Ditengah Bela yang sedang mengobrol dengan Rian dan Bibi Devi di ruang tamu, tiba-tiba ada pesan masuk di handponenya. Dia kaget sekali mendengarnya. Baru saja dia istirahat dari pulang kerja ini sudah dihadapkan dengan masalah baru.

"Bel, aku tadi lihat seseorang di restaurant. Kayak kamu gitu ciri-cirinya tapi dia beda banget sih sama kamu. Cuma kayak aku lihat dia itu keingat sama kamu."ternyata Puteri yang meneleponnya.

"Masak? Kapan?"Bela teringat pertemuannya yang tidak sengaja dengan Puteri tadi. Jujur Bela merasa lega karena Puteri juga tidak mengenalinya. Da juga sampai bingung dan heran sampai segitunya dia tidak dikenali karena make up di wajahnya dan kacamatanya dilepas.

"Ya tadi siang."

"Kamu salah lihat kali. Aku kan di rumah aja ini."jawab Bela.

"Ya mungkin kali ya. Aku salah lihat. Soalnya yang aku lihat tadi itu cantik banget. Banget pokoknya. Padahal nggak menor dandanannya tapi kok bisa cantik banget gitu."kata Puteri.
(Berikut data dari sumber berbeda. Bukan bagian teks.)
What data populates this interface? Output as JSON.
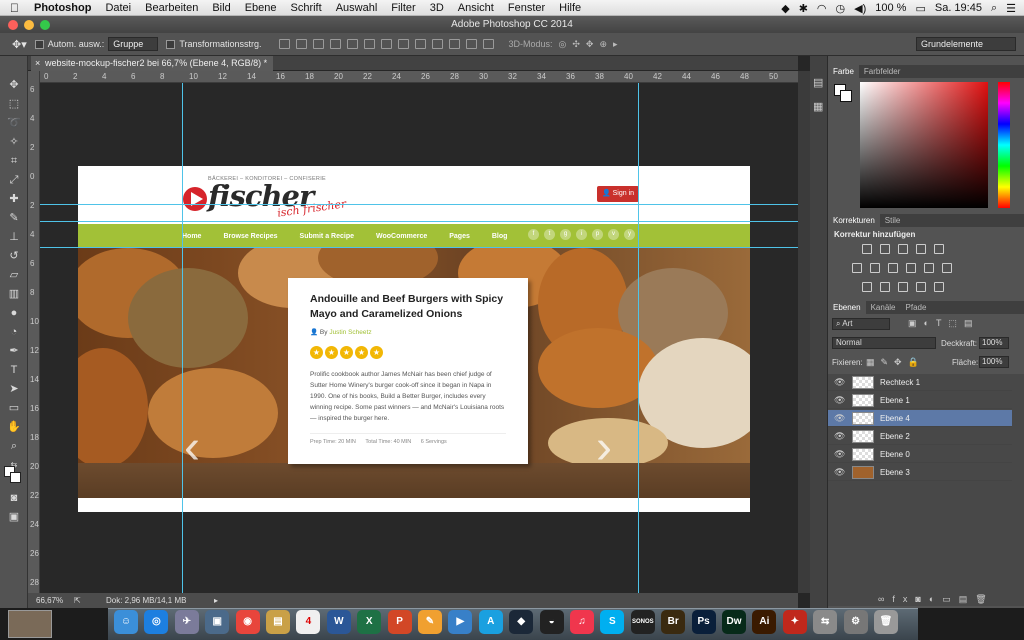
{
  "menubar": {
    "apple": "",
    "app": "Photoshop",
    "items": [
      "Datei",
      "Bearbeiten",
      "Bild",
      "Ebene",
      "Schrift",
      "Auswahl",
      "Filter",
      "3D",
      "Ansicht",
      "Fenster",
      "Hilfe"
    ],
    "battery": "100 %",
    "clock": "Sa. 19:45"
  },
  "window_title": "Adobe Photoshop CC 2014",
  "options": {
    "auto_select": "Autom. ausw.:",
    "group": "Gruppe",
    "transform": "Transformationsstrg.",
    "mode3d": "3D-Modus:",
    "workspace": "Grundelemente"
  },
  "doc_tab": {
    "close": "×",
    "title": "website-mockup-fischer2 bei 66,7% (Ebene 4, RGB/8) *"
  },
  "ruler_h": [
    "0",
    "2",
    "4",
    "6",
    "8",
    "10",
    "12",
    "14",
    "16",
    "18",
    "20",
    "22",
    "24",
    "26",
    "28",
    "30",
    "32",
    "34",
    "36",
    "38",
    "40",
    "42",
    "44",
    "46",
    "48",
    "50"
  ],
  "ruler_v": [
    "6",
    "4",
    "2",
    "0",
    "2",
    "4",
    "6",
    "8",
    "10",
    "12",
    "14",
    "16",
    "18",
    "20",
    "22",
    "24",
    "26",
    "28"
  ],
  "status": {
    "zoom": "66,67%",
    "doc": "Dok: 2,96 MB/14,1 MB"
  },
  "site": {
    "tagline": "BÄCKEREI – KONDITOREI – CONFISERIE",
    "logo": "fischer",
    "logo_sub": "isch frischer",
    "signin": "Sign in",
    "nav": [
      "Home",
      "Browse Recipes",
      "Submit a Recipe",
      "WooCommerce",
      "Pages",
      "Blog"
    ],
    "social": [
      "f",
      "t",
      "g",
      "i",
      "p",
      "v",
      "y"
    ],
    "card": {
      "title": "Andouille and Beef Burgers with Spicy Mayo and Caramelized Onions",
      "by": "By",
      "author": "Justin Scheetz",
      "desc": "Prolific cookbook author James McNair has been chief judge of Sutter Home Winery's burger cook-off since it began in Napa in 1990. One of his books, Build a Better Burger, includes every winning recipe. Some past winners — and McNair's Louisiana roots — inspired the burger here.",
      "prep": "Prep Time: 20 MIN",
      "total": "Total Time: 40 MIN",
      "servings": "6 Servings",
      "rating": 5
    }
  },
  "panels": {
    "color_tabs": [
      "Farbe",
      "Farbfelder"
    ],
    "adjust_tabs": [
      "Korrekturen",
      "Stile"
    ],
    "adjust_title": "Korrektur hinzufügen",
    "layer_tabs": [
      "Ebenen",
      "Kanäle",
      "Pfade"
    ],
    "filter": "Art",
    "blend": "Normal",
    "opacity_label": "Deckkraft:",
    "opacity": "100%",
    "lock_label": "Fixieren:",
    "fill_label": "Fläche:",
    "fill": "100%",
    "layers": [
      "Rechteck 1",
      "Ebene 1",
      "Ebene 4",
      "Ebene 2",
      "Ebene 0",
      "Ebene 3"
    ],
    "selected_layer": "Ebene 4"
  },
  "colors": {
    "accent_green": "#a2c137",
    "signin_red": "#c9302c",
    "star": "#f2b705",
    "guide": "#4fc3e8",
    "layer_selected": "#5d79a7"
  },
  "dock": [
    "Finder",
    "Safari",
    "Rocket",
    "Preview",
    "Chrome",
    "Notes",
    "Calendar",
    "Word",
    "Excel",
    "PowerPoint",
    "Pages",
    "Keynote",
    "App Store",
    "Steam",
    "Sonos",
    "Music",
    "Skype",
    "Sonos",
    "Bridge",
    "Photoshop",
    "Dreamweaver",
    "Illustrator",
    "Acrobat",
    "Migration",
    "Settings",
    "Trash"
  ],
  "dock_letters": [
    "☺",
    "◎",
    "✈",
    "▣",
    "◉",
    "▤",
    "4",
    "W",
    "X",
    "P",
    "✎",
    "▶",
    "A",
    "◆",
    "◒",
    "♫",
    "S",
    "SONOS",
    "Br",
    "Ps",
    "Dw",
    "Ai",
    "✦",
    "⇆",
    "⚙",
    "🗑"
  ]
}
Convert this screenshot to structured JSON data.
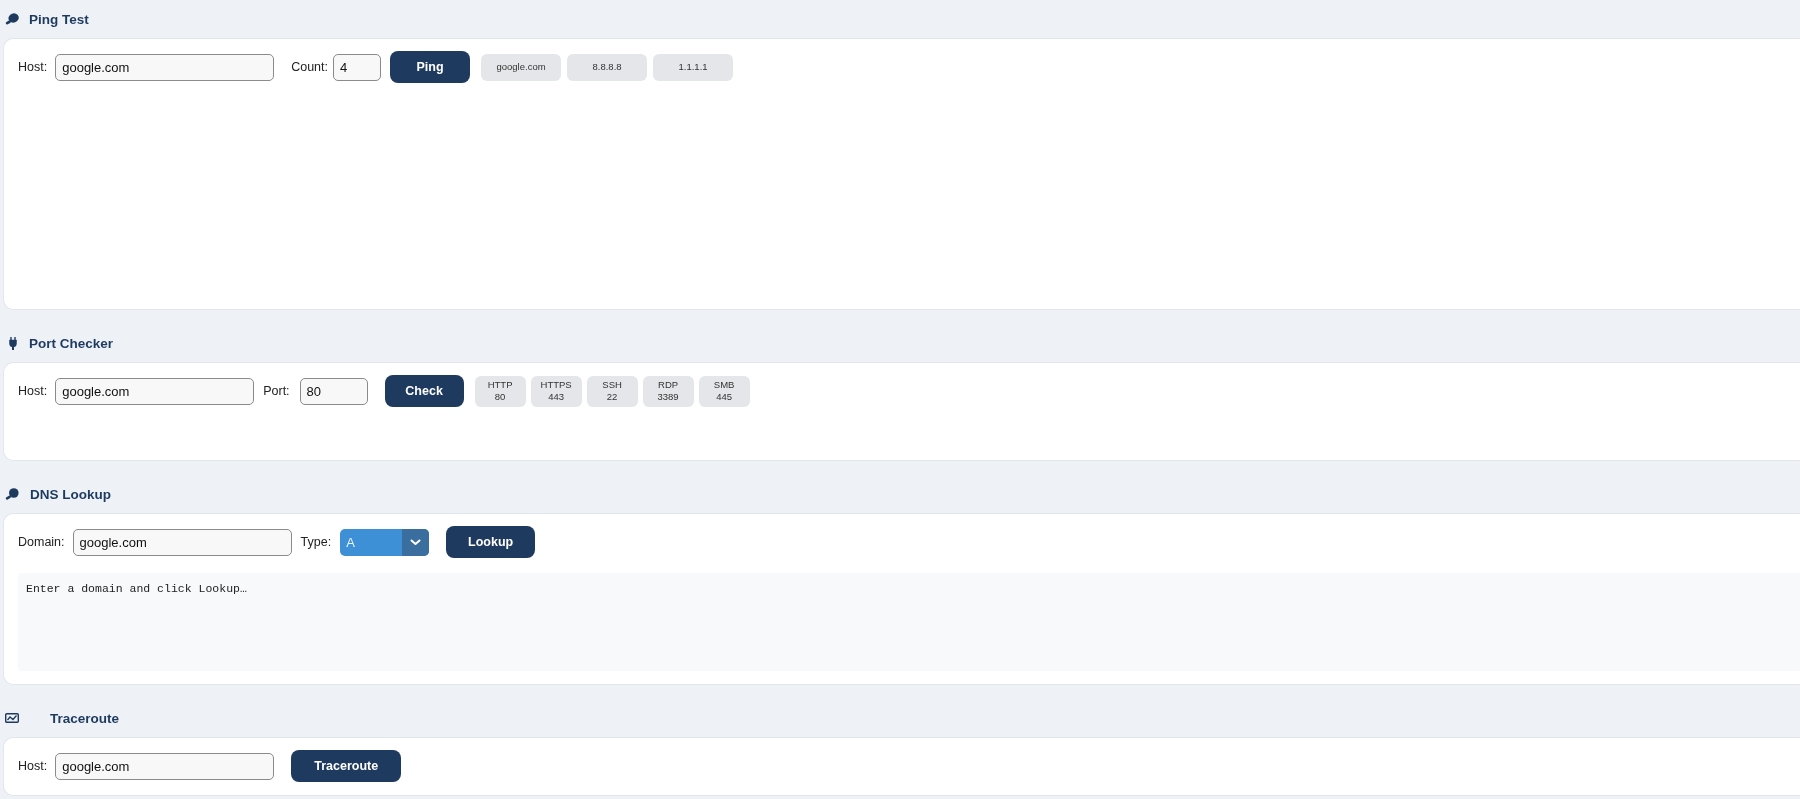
{
  "ping_test": {
    "title": "Ping Test",
    "host": {
      "label": "Host:",
      "value": "google.com"
    },
    "count": {
      "label": "Count:",
      "value": "4"
    },
    "button": "Ping",
    "presets": [
      "google.com",
      "8.8.8.8",
      "1.1.1.1"
    ]
  },
  "port_checker": {
    "title": "Port Checker",
    "host": {
      "label": "Host:",
      "value": "google.com"
    },
    "port": {
      "label": "Port:",
      "value": "80"
    },
    "button": "Check",
    "presets": [
      {
        "name": "HTTP",
        "port": "80"
      },
      {
        "name": "HTTPS",
        "port": "443"
      },
      {
        "name": "SSH",
        "port": "22"
      },
      {
        "name": "RDP",
        "port": "3389"
      },
      {
        "name": "SMB",
        "port": "445"
      }
    ]
  },
  "dns_lookup": {
    "title": "DNS Lookup",
    "domain": {
      "label": "Domain:",
      "value": "google.com"
    },
    "type": {
      "label": "Type:",
      "value": "A"
    },
    "button": "Lookup",
    "output": "Enter a domain and click Lookup…"
  },
  "traceroute": {
    "title": "Traceroute",
    "host": {
      "label": "Host:",
      "value": "google.com"
    },
    "button": "Traceroute"
  }
}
"Nah kan. Aku kan ini biasa aja. Jadi nggak mungkin juga kalau itu aku. Wkwkwk."

"Oh ya Bel, di group pada rame bahas acara makan bersama di restaurant. Kamu udah baca belum?"
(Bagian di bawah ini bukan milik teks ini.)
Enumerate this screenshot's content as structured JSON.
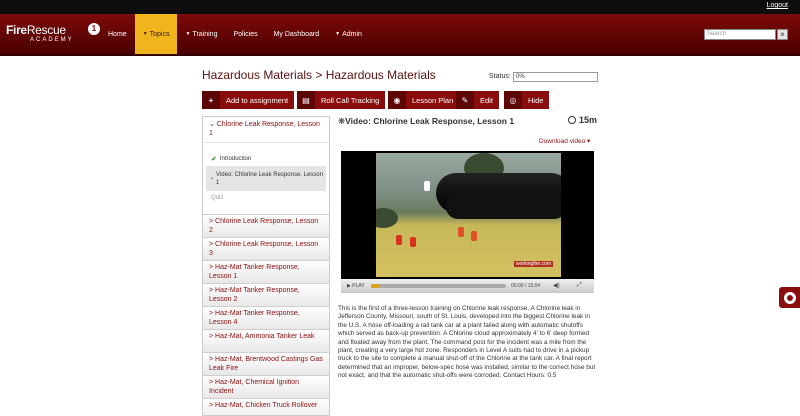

"Wahduh aku belum baca group. Aku aja baru buka hp ini itupun karena kamu nelpon tadi."jawab Bela dengan menggaruk kepalanya.

"Tapi kamu ikut nggak nanti makan bersamanya?"tanya Puteri yang ingin tahu.

"Nggak deh. Lagian itu nggak wajib juga. Nggak papa kan?"tanya Bela.

"Nggak papa sih. Kamu kenapa nggak mau ikut? Kamu mau jualan ya?"

"Hmmm. Ya."Bela terpaksa berbohong dan tidak menjelaskan keadaannya yang sudah bekerja di salah satu resstaurant di Jakarta.

"Oh gitu. Ya udah. Lain kali aku main ke rumah kamu ya"

"Kalau kamu mau ke rumah aku, kasih tahu ke aku dulu ya? Nanti siapa tahu aku pergi gitu."jawab Bela dengan cepat.

Jujur Bela merasa tidak kuat bila membohongi teman terbaiknya itu. Menurutnya Puteri adalah salah satu teman yang baik sekali padanya di kelas. Apapun dia selalu dibantu. Jadi dengan kebohongannya tadi itu membuat hatinya terasa berat dan bersalah sekali. Tidak seharusnya dia begitu kepada Puteri. Tapi mau gimana lagi keadaan lah yang memaksanya untuk begitu.